You may well be asked to improvise a lesson. As it happens I wasn't, but I know plenty of people who were. So for instance you might be asked to talk for a couple of minutes about yourself, your country, Christmas, etc. to an imaginary 12-year-old Japanese audience. I was about to say that this is an unreasonable thing to ask you to do, because no-one would ever expect you to freestyle a lesson with zero notice, but sadly that's not true. Anyway, they obviously can't expect it to be well structured or thought out, so all I would say is keep the language very simple, speak more slowly than you think is sensible, use lots of gestures (maybe even use imaginary props), and above all be genki: big smiles, expressive voice, animated movements.
What else? Obviously you'll be asked some variant of "Why do you want to be a JET?" so have an answer ready for that. They will probably test your knowledge of Japan; I was asked for three places excluding snowboard resorts that I wanted to visit in Japan. You can try to bone up for this kind of thing on Wikipedia, but it's easy to stress yourself out trying to cram names of Japanese places, musicians, actors, politicians, etc. into your head. Hopefully if you're applying you already have some interest in the country, so try to steer the conversation around to whatever your specific flavour of Japanophilia is. If, like me, you're coming from a slightly otaku direction, then I think it's perfectly acceptable to talk about your love of anime, manga, games, cosplay, or whatever, since these are all legitimate facets of Japanese popular culture (well, maybe not cosplay).

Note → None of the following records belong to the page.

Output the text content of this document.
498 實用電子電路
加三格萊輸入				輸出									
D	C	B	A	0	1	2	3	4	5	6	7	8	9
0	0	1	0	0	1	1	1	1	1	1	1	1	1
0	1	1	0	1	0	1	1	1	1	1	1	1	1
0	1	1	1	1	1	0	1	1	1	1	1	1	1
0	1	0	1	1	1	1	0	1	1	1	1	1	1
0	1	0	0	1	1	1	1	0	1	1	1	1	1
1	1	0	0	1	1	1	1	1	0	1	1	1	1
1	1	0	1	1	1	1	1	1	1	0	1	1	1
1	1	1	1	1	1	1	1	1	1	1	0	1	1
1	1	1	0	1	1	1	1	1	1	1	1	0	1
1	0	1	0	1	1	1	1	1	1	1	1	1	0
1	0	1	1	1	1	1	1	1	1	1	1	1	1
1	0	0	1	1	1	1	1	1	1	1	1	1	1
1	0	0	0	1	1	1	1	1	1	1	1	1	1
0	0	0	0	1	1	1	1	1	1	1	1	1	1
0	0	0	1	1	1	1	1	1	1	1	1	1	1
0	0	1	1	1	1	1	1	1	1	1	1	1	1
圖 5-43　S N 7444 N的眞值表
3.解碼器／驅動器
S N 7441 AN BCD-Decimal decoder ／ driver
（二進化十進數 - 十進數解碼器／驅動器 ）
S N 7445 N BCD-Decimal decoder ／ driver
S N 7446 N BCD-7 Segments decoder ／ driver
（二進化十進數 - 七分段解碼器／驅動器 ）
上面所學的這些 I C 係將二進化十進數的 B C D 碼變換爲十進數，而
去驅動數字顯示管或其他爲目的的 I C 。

Just try not to sound like a socially retarded nerd when you do it; play up the social aspects of these hobbies, and talk about how you can use them to connect with your prospective students.
You should also expect to be asked about your own country. In my preparations, I actually tried to remember the names of members of the cabinet, which looking back was fairly insane. Think about what colourful traditions your town/region/country has that would be interesting to foreigners. Scotland is blessed with quite a lot of these, so I milked them for all they were worth, prompting the Japanese guy to ask me for three interesting British places outside of Scotland. I rattled off Buckingham Palace and Stonehenge immediately, then dried up horribly on the third, meekly suggesting "Blackpool?" after an agonising protracted silence.
I also got quizzed about my insomnia. As you will already know from the application form, JET are very jumpy about anything that even slightly resembles a mental illness. While this does seem like a somewhat outrageous invasion of privacy, I can kind of understand why they do it - moving to a foreign culture where you know no-one and are illiterate is quite a challenge to one's mental stability, and the last thing they want is embarrassing and inconvenient suicides to deal with.
The final thing to note about the interview is that it's short. I couldn't have spent much more than ten minutes in the interview proper, which at the time I took as a bad sign. But I am living proof that it's not - I was accepted initially, not upgraded from the reserve list.
So if you have an interview, ganbatte kudasai! I can exclusively confirm I shall be re-contracting for another year, so that's one less vacancy, sorry.